Bicho Tutu

Ilustração: Al Stefano

BICHO TUTU

Relatório

Tutu-Marambá, não volte mas cá
Que mãe da criança lhe manda matar

Tutu-Marambá, desça do telhado
Deixe meu filhinho dormir sossegado
Jacaré tutu, Jacaré mandu,
Tutu vai s’embora, deixe em paz o meu amor

Tutu-Marambá, fuja do telhado
Que o pai da criança está acordado

Tutu-Marambá, vá embora pro além
Que a mãe da criança vela seu neném
– Veríssimo de Melo, 1869

Tutu, Bicho-Tutu, Tutu-Marambá são apenas alguns dos nomes e derivações deste Papão que chega ao Brasil a partir da tradição africana. Não por acaso, Câmara Cascudo sugere que a etimologia do seu nome veria, justamente, do idioma Quimbundo. Tutu viria de Quitutu, termo que significa “comer”, “aquilo que come”. Seria a mesma raiz que forma, por exemplo, a palavra “quitute”.

Pertencente ao chamado “ciclo da angústia infantil”, o tutu não tem uma forma definida. Assume, assim, a imagem de todos os medos possíveis para uma criança. Pode ser um velho, pode ser um monstro, pode ser até mesmo um porco – confundindo-se com o animal chamado “caititu”.

Cabe apontar, todavia, que a ligação do monstro com a forma muitas vezes se dá meramente a partir da sílaba tônica – como em Tutu, Caititu, a coruja Murucututu (que assume, assim, lugares de papão) e até “Carrapatú”. Em Pernambuco, por exemplo, Gilberto Freyre recupera uma antiga cantiga que assustava as criancinhas.

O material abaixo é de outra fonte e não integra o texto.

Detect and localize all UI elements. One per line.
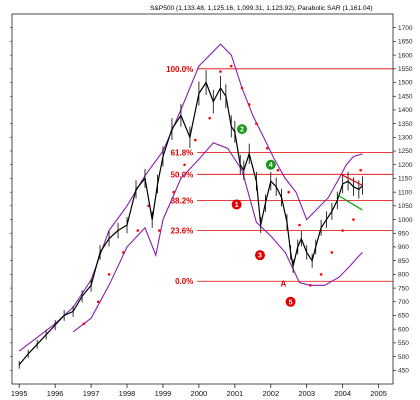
- sar-dot: [107, 273, 111, 276]
- x-tick-label: 1996: [47, 389, 64, 398]
- trendlines: [336, 173, 363, 211]
- sar-dot: [96, 300, 100, 304]
- bollinger-lower-line: [72, 142, 363, 333]
- x-tick-label: 2001: [227, 389, 244, 398]
- wave-label-1: 1: [235, 202, 239, 209]
- sar-dot: [276, 168, 280, 172]
- y-tick-label: 850: [398, 258, 409, 265]
- x-tick-label: 2005: [370, 389, 387, 398]
- y-tick-label: 750: [398, 285, 409, 292]
- fib-label-1: 61.8%: [171, 148, 194, 157]
- x-tick-label: 1998: [119, 389, 136, 398]
- y-tick-label: 700: [398, 299, 409, 306]
- sar-dot: [287, 190, 291, 194]
- wave-label-2: 2: [240, 127, 244, 134]
- sar-dot: [183, 163, 186, 167]
- sar-dot: [136, 229, 140, 232]
- plot-frame: [11, 13, 394, 385]
- sar-dot: [265, 146, 269, 150]
- sar-dot: [298, 223, 301, 227]
- x-tick-label: 1999: [155, 389, 172, 398]
- y-tick-label: 800: [398, 272, 409, 279]
- x-tick-label: 2002: [262, 389, 279, 398]
- wave-marker-1: [231, 199, 242, 210]
- annotation-A: A: [280, 280, 286, 289]
- fib-label-3: 38.2%: [171, 196, 194, 205]
- sar-dot: [172, 190, 176, 194]
- sar-dot: [309, 284, 312, 287]
- sar-dot: [359, 168, 362, 172]
- fib-label-2: 50.0%: [171, 170, 194, 179]
- sar-dot: [240, 86, 244, 90]
- axes: 450 500 550 600 650 700 750 800 850 900 950 1000 105…: [10, 25, 413, 398]
- y-tick-label: 450: [398, 367, 409, 374]
- y-tick-label: 1550: [398, 66, 413, 73]
- sar-dot: [122, 251, 125, 254]
- sar-dot: [352, 218, 355, 221]
- sar-dot: [341, 229, 344, 232]
- y-tick-label: 1300: [398, 135, 413, 142]
- y-tick-label: 1650: [398, 39, 413, 46]
- wave-marker-5: [285, 296, 296, 307]
- x-tick-label: 1997: [83, 389, 100, 398]
- wave-marker-2: [237, 124, 248, 135]
- sar-dot: [330, 251, 334, 254]
- x-tick-label: 2003: [298, 389, 315, 398]
- y-tick-label: 600: [398, 326, 409, 333]
- y-tick-label: 1250: [398, 148, 413, 155]
- sar-dot: [255, 122, 258, 125]
- y-tick-label: 1100: [398, 189, 412, 196]
- wave-labels: 1 2 3 4 5 A: [231, 124, 296, 307]
- y-tick-label: 1600: [398, 52, 413, 59]
- x-tick-label: 2000: [191, 389, 208, 398]
- sar-dot: [208, 116, 211, 120]
- x-tick-label: 1995: [11, 389, 28, 398]
- price-series: [18, 70, 363, 369]
- y-tick-label: 1350: [398, 121, 413, 128]
- sar-dot: [158, 229, 161, 232]
- parabolic-sar: [82, 64, 362, 326]
- y-tick-label: 1000: [398, 217, 413, 224]
- y-tick-label: 1450: [398, 93, 413, 100]
- trendline-1: [336, 194, 363, 211]
- y-tick-label: 550: [398, 340, 409, 347]
- sar-dot: [194, 138, 197, 142]
- y-tick-label: 650: [398, 313, 409, 320]
- price-line: [18, 81, 363, 366]
- fib-label-5: 0.0%: [175, 277, 193, 286]
- wave-label-4: 4: [269, 162, 273, 169]
- fib-label-0: 100.0%: [166, 65, 193, 74]
- wave-marker-4: [265, 159, 276, 170]
- chart-title: S&P500 (1,133.48, 1,125.16, 1,099.31, 1,…: [150, 5, 373, 12]
- sar-dot: [319, 273, 323, 276]
- y-tick-label: 500: [398, 354, 409, 361]
- y-tick-label: 1050: [398, 203, 413, 210]
- y-tick-label: 1400: [398, 107, 413, 114]
- x-tick-label: 2004: [334, 389, 351, 398]
- y-tick-label: 950: [398, 230, 409, 237]
- sar-dot: [82, 322, 86, 326]
- fib-label-4: 23.6%: [171, 227, 194, 236]
- wave-label-3: 3: [258, 253, 262, 260]
- y-tick-label: 900: [398, 244, 409, 251]
- y-tick-label: 1200: [398, 162, 413, 169]
- y-tick-label: 1150: [398, 176, 412, 183]
- wave-label-5: 5: [289, 299, 293, 306]
- sar-dot: [229, 64, 233, 68]
- trendline-0: [340, 173, 363, 186]
- sar-dot: [247, 103, 251, 106]
- sar-dot: [219, 70, 222, 73]
- y-tick-label: 1500: [398, 80, 413, 87]
- wave-marker-3: [255, 250, 266, 261]
- y-tick-label: 1700: [398, 25, 413, 32]
- fibonacci-layer: 100.0% 61.8% 50.0% 38.2% 23.6% 0.0%: [166, 65, 393, 286]
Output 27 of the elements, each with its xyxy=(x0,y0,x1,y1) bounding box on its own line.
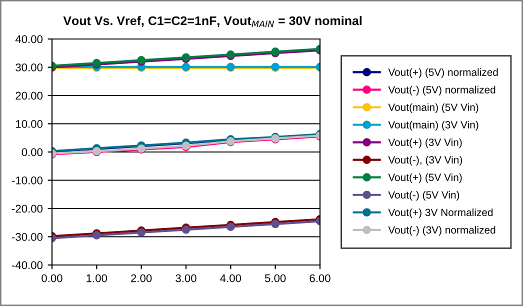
y-tick-label: 40.00 xyxy=(15,35,43,44)
legend-label: Vout(+) (5V) normalized xyxy=(388,68,498,78)
legend-label: Vout(+) (3V Vin) xyxy=(388,138,462,148)
legend-label: Vout(-) (5V Vin) xyxy=(388,190,460,201)
y-tick-label: -40.00 xyxy=(12,261,43,270)
chart-title: Vout Vs. Vref, C1=C2=1nF, Vout$_{MAIN}$ = 30V nominal xyxy=(63,16,362,28)
x-tick-label: 1.00 xyxy=(86,274,108,282)
x-tick-label: 6.00 xyxy=(310,274,330,282)
legend-label: Vout(main) (5V Vin) xyxy=(388,103,478,114)
legend-label: Vout(+) 3V Normalized xyxy=(388,208,493,218)
x-tick-label: 2.00 xyxy=(131,274,152,282)
legend-label: Vout(-) (5V) normalized xyxy=(388,86,496,96)
legend-label: Vout(-) (3V) normalized xyxy=(388,226,496,236)
legend-label: Vout(+) (5V Vin) xyxy=(388,173,462,184)
y-tick-label: -30.00 xyxy=(12,233,43,241)
x-tick-label: 3.00 xyxy=(176,274,196,282)
x-tick-label: 4.00 xyxy=(220,274,242,282)
y-tick-label: 0.00 xyxy=(22,148,43,156)
y-tick-label: 20.00 xyxy=(16,92,43,100)
legend-label: Vout(-), (3V Vin) xyxy=(388,156,462,166)
y-tick-label: 30.00 xyxy=(16,64,43,72)
y-tick-label: -10.00 xyxy=(12,176,43,184)
y-tick-label: -20.00 xyxy=(12,204,43,213)
legend-label: Vout(main) (3V Vin) xyxy=(388,120,478,131)
x-tick-label: 0.00 xyxy=(42,274,62,282)
y-tick-label: 10.00 xyxy=(16,120,43,128)
x-tick-label: 5.00 xyxy=(264,274,286,282)
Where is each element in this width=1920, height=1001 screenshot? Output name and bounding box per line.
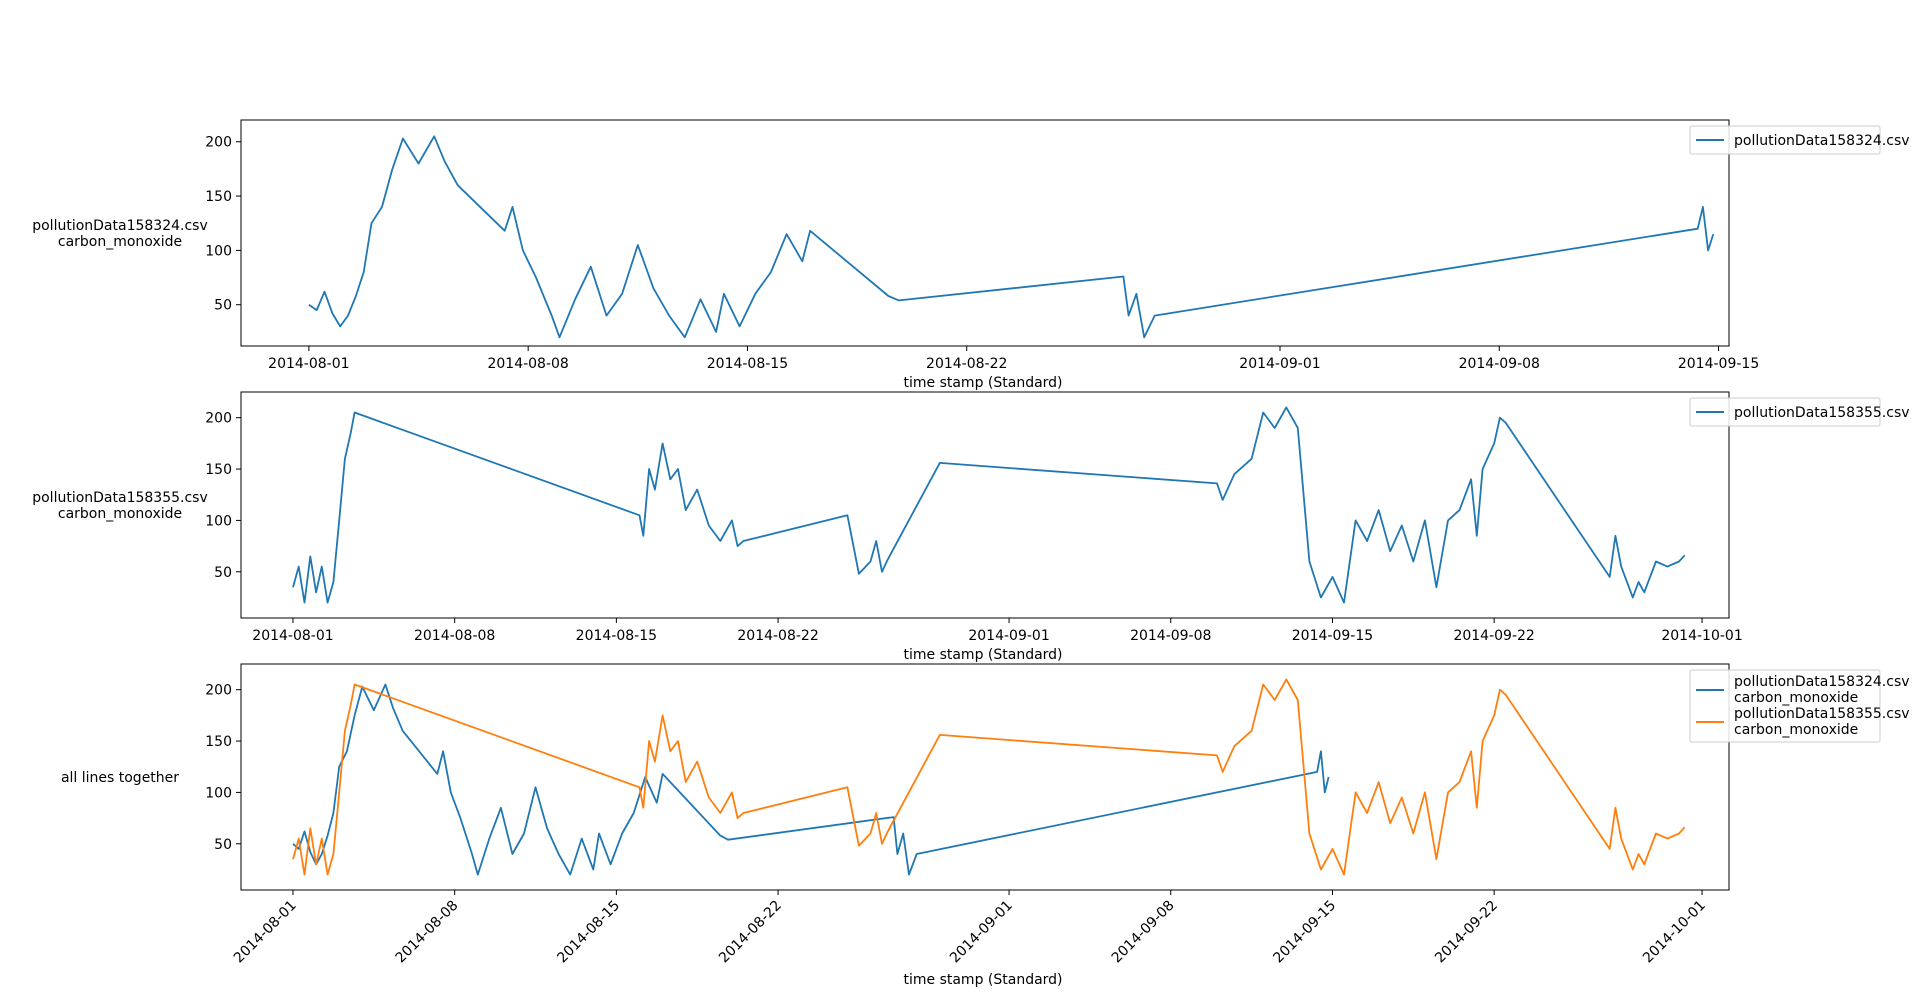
x-tick-label: 2014-09-22 — [1453, 628, 1534, 644]
legend: pollutionData158324.csvcarbon_monoxidepo… — [1689, 669, 1910, 743]
x-tick-label: 2014-09-01 — [968, 628, 1049, 644]
y-tick-label: 150 — [205, 189, 232, 205]
x-tick-label: 2014-08-01 — [231, 898, 300, 967]
series-line-2 — [292, 678, 1686, 876]
y-tick-label: 50 — [214, 837, 232, 853]
x-axis-label: time stamp (Standard) — [903, 647, 1062, 663]
x-tick-label: 2014-09-15 — [1270, 898, 1339, 967]
x-axis-label: time stamp (Standard) — [903, 972, 1062, 988]
subplot-1: 50 100 150 200 2014-08-01 2014-08-08 2014-08-1… — [32, 119, 1910, 391]
y-axis-label: carbon_monoxide — [58, 234, 182, 250]
x-tick-label: 2014-09-01 — [947, 898, 1016, 967]
y-axis-label: pollutionData158355.csv — [32, 490, 208, 506]
axes-frame — [240, 119, 1730, 347]
y-tick-label: 200 — [205, 683, 232, 699]
subplot-2: 50 100 150 200 2014-08-01 2014-08-08 2014-08-1… — [32, 391, 1910, 663]
legend-label: pollutionData158324.csv — [1734, 674, 1910, 690]
legend-label: pollutionData158324.csv — [1734, 133, 1910, 149]
legend-label: pollutionData158355.csv — [1734, 405, 1910, 421]
x-tick-label: 2014-09-22 — [1432, 898, 1501, 967]
legend-box — [1689, 125, 1881, 155]
subplot-3: 50 100 150 200 2014-08-01 2014-08-08 2014-08-1… — [61, 663, 1910, 988]
y-tick-label: 100 — [205, 785, 232, 801]
legend-label: pollutionData158355.csv — [1734, 706, 1910, 722]
series-line-1 — [292, 683, 1330, 876]
legend-label: carbon_monoxide — [1734, 722, 1858, 738]
series-line-1 — [292, 406, 1686, 604]
axes-frame — [240, 391, 1730, 619]
y-tick-label: 200 — [205, 411, 232, 427]
x-tick-label: 2014-08-15 — [576, 628, 657, 644]
axes-frame — [240, 663, 1730, 891]
legend: pollutionData158324.csv — [1689, 125, 1910, 155]
x-tick-label: 2014-08-01 — [268, 356, 349, 372]
legend-label: carbon_monoxide — [1734, 690, 1858, 706]
x-tick-label: 2014-08-15 — [554, 898, 623, 967]
x-tick-label: 2014-08-08 — [487, 356, 568, 372]
x-tick-label: 2014-08-08 — [393, 898, 462, 967]
y-axis-label: carbon_monoxide — [58, 506, 182, 522]
y-tick-label: 100 — [205, 513, 232, 529]
series-line-1 — [308, 135, 1715, 339]
y-tick-label: 50 — [214, 565, 232, 581]
x-tick-label: 2014-09-08 — [1109, 898, 1178, 967]
x-tick-label: 2014-08-01 — [252, 628, 333, 644]
x-tick-label: 2014-08-22 — [716, 898, 785, 967]
x-tick-label: 2014-08-22 — [926, 356, 1007, 372]
x-axis-label: time stamp (Standard) — [903, 375, 1062, 391]
x-tick-label: 2014-08-15 — [707, 356, 788, 372]
x-tick-label: 2014-09-15 — [1678, 356, 1759, 372]
x-tick-label: 2014-09-15 — [1292, 628, 1373, 644]
y-tick-label: 150 — [205, 462, 232, 478]
y-axis-label: all lines together — [61, 770, 179, 786]
y-tick-label: 200 — [205, 135, 232, 151]
y-axis-label: pollutionData158324.csv — [32, 218, 208, 234]
x-tick-label: 2014-08-08 — [414, 628, 495, 644]
legend-box — [1689, 397, 1881, 427]
legend: pollutionData158355.csv — [1689, 397, 1910, 427]
legend-box — [1689, 669, 1881, 743]
x-tick-label: 2014-10-01 — [1661, 628, 1742, 644]
x-tick-label: 2014-08-22 — [737, 628, 818, 644]
x-tick-label: 2014-09-08 — [1459, 356, 1540, 372]
y-tick-label: 50 — [214, 298, 232, 314]
y-tick-label: 100 — [205, 243, 232, 259]
y-tick-label: 150 — [205, 734, 232, 750]
x-tick-label: 2014-10-01 — [1640, 898, 1709, 967]
x-tick-label: 2014-09-01 — [1239, 356, 1320, 372]
x-tick-label: 2014-09-08 — [1130, 628, 1211, 644]
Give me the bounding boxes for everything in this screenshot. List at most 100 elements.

Entre as variações, encontramos: “Calai, meninos, Calai /Ai vem Mamãe Tutu, / lá no mato tem um bicho / chamado carrapatú”.

Existia um monstro brasileiro chamado Carrapatú? Provavelmente não, era apenas uma ligação construída pela rima. Ainda assim, algumas pessoas vão falar sobre um “Bicho Carrapato”, que aparece na forma de um negro velho com um surrão nas costas. De onde vem isso?

O imaginário dos papões se mistura no Brasil, fazendo com que variações da mesma cantiga sejam utilizadas para se referir genericamente ao Bicho Papão, à Cuca, à Coca portuguesa ou aos Tutus. Aluísio Almeida, em 1945, registra versões como: “Tutu Marambá, não venha mais cá. Que o pai do menino te manda malhar” (ou matar), mas também versos que terminam com “Deixa o menino dormir sossegado” ou “Papai foi à roça, mamãe no cafezal”.

Espreitar em cima do telhado é uma prática comum aos papões, por isso que muitas cantigas são entoadas para fazê-los descer. Quando temos uma visagem relacionada ao imaginário do negro, no entanto, é muito comum que o próprio mito seja racializado. Isto é, o racismo estrutural faz com que as pessoas negras tornem-se figuras de medo. “Tutu é um negro velho, corimba ou coroca, que envelheceu na cozinha”, escreve Almeida. Os adjetivos que ele escolhe podem ser entendidos como “feiticeiro” ou “caduco”. Cascudo recupera uma quadrinha de Minas Gerais em que se cantava: “Olha o negro velho em cima do telhado, Ele está dizendo que quer o menino assado”.